À superficialidade quase benigna do primeiro encontro, em que as negociações são feitas com dois professores de economia israelitas, inaptos para a seriedade do contexto, segue-se uma segunda reunião na mesma casa já com uma figura oficial da parte de Israel, Uri Savir, diretor-geral do Ministério dos Negócios Estrangeiros. É então que Oslo põe verdadeiramente a chave na ignição e assume a complexidade das questões no centro do conflito israelo-palestiniano, convertendo uma sala e uma mesa no terreno de batalha onde as palavras são armas, ora apontadas ora depostas.

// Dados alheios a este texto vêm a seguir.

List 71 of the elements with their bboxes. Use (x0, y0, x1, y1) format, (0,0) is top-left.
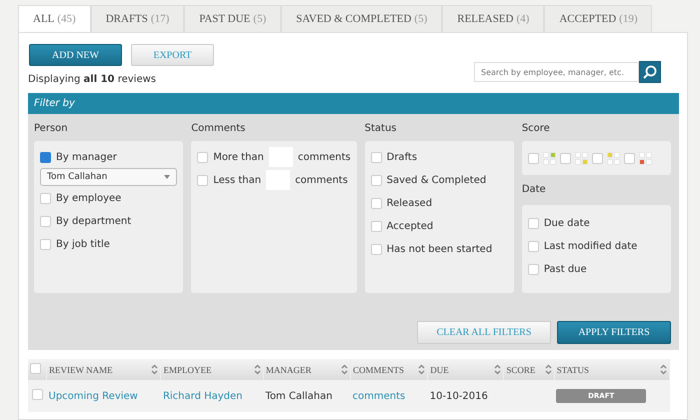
option-label: comments (298, 152, 351, 162)
checkbox[interactable] (40, 192, 51, 204)
option-label: By department (56, 216, 132, 226)
option-label: Due date (544, 218, 590, 228)
caret-icon (164, 175, 170, 179)
checkbox[interactable] (30, 363, 41, 374)
search-field[interactable]: Search by employee, manager, etc. (474, 62, 639, 82)
checkbox[interactable] (370, 174, 382, 186)
checkbox[interactable] (40, 152, 51, 162)
sort-icon[interactable] (494, 364, 502, 375)
sort-icon[interactable] (151, 364, 158, 375)
table-cell: 10-10-2016 (430, 390, 488, 402)
score-icon (638, 152, 652, 164)
tab[interactable]: PAST DUE (5) (184, 5, 282, 32)
option-label: Drafts (386, 152, 418, 162)
option-label: By manager (56, 152, 117, 162)
apply-filters-button[interactable]: APPLY FILTERS (557, 321, 671, 344)
checkbox[interactable] (370, 152, 382, 162)
section-title: Comments (191, 122, 246, 136)
checkbox[interactable] (197, 174, 208, 186)
score-icon (606, 152, 620, 164)
option-label: Saved & Completed (386, 174, 486, 186)
tab[interactable]: DRAFTS (17) (90, 5, 184, 32)
sort-icon[interactable] (544, 364, 552, 375)
sort-icon[interactable] (660, 364, 667, 375)
filter-header: Filter by (28, 93, 679, 114)
option-label: Accepted (386, 220, 434, 232)
add-new-button[interactable]: ADD NEW (29, 44, 122, 66)
checkbox[interactable] (528, 240, 539, 252)
option-label: Last modified date (544, 240, 638, 252)
checkbox[interactable] (528, 152, 539, 164)
checkbox[interactable] (40, 216, 51, 226)
option-label: Released (386, 198, 432, 208)
tab[interactable]: RELEASED (4) (442, 5, 544, 32)
column-header[interactable]: DUE (430, 364, 449, 374)
results-summary: Displaying all 10 reviews (28, 74, 157, 85)
tab[interactable]: ALL (45) (18, 5, 91, 32)
sort-icon[interactable] (254, 364, 261, 375)
checkbox[interactable] (624, 152, 635, 164)
sort-icon[interactable] (341, 364, 348, 375)
checkbox[interactable] (370, 198, 382, 208)
checkbox[interactable] (528, 218, 539, 228)
option-label: comments (295, 174, 348, 186)
checkbox[interactable] (592, 152, 603, 164)
section-title: Score (522, 122, 551, 136)
sort-icon[interactable] (418, 364, 426, 375)
checkbox[interactable] (528, 264, 539, 274)
score-icon (574, 152, 588, 164)
section-title: Status (364, 122, 398, 136)
option-label: Past due (544, 264, 587, 274)
checkbox[interactable] (32, 389, 43, 400)
search-button[interactable] (639, 61, 661, 83)
manager-dropdown[interactable]: Tom Callahan (40, 168, 178, 186)
checkbox[interactable] (197, 152, 208, 162)
tab[interactable]: ACCEPTED (19) (544, 5, 652, 32)
checkbox[interactable] (40, 238, 51, 250)
option-label: Less than (213, 174, 262, 186)
option-label: More than (213, 152, 264, 162)
option-label: By job title (56, 238, 110, 250)
checkbox[interactable] (370, 220, 382, 232)
table-cell: Tom Callahan (265, 390, 332, 402)
option-label: By employee (56, 192, 122, 204)
section-title: Date (522, 183, 547, 197)
section-title: Person (34, 122, 69, 136)
score-icon (542, 152, 556, 164)
checkbox[interactable] (370, 244, 382, 254)
search-icon (643, 65, 657, 79)
checkbox[interactable] (560, 152, 571, 164)
option-label: Has not been started (386, 244, 492, 254)
tab[interactable]: SAVED & COMPLETED (5) (281, 5, 442, 32)
column-header[interactable]: STATUS (556, 364, 589, 374)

As três horas de duração da peça de J.T. Rogers, aqui reduzidas a quase duas, pode explicar porque é que Oslo, o filme, parece não concretizar em pleno a tensão que terá marcado o processo de entendimento entre os dois lados hostis. Mas há uma justeza de tonalidade visual, mérito do diretor de fotografia Janusz Kaminski (colaborador regular de Steven Spielberg, também ele entre os produtores do filme), que respeita a "temperatura" das manobras secretas e a paixão contida com que os facilitadores Mona e Terje lidaram, pela vertente humana, com um assunto da mais elevada natureza política.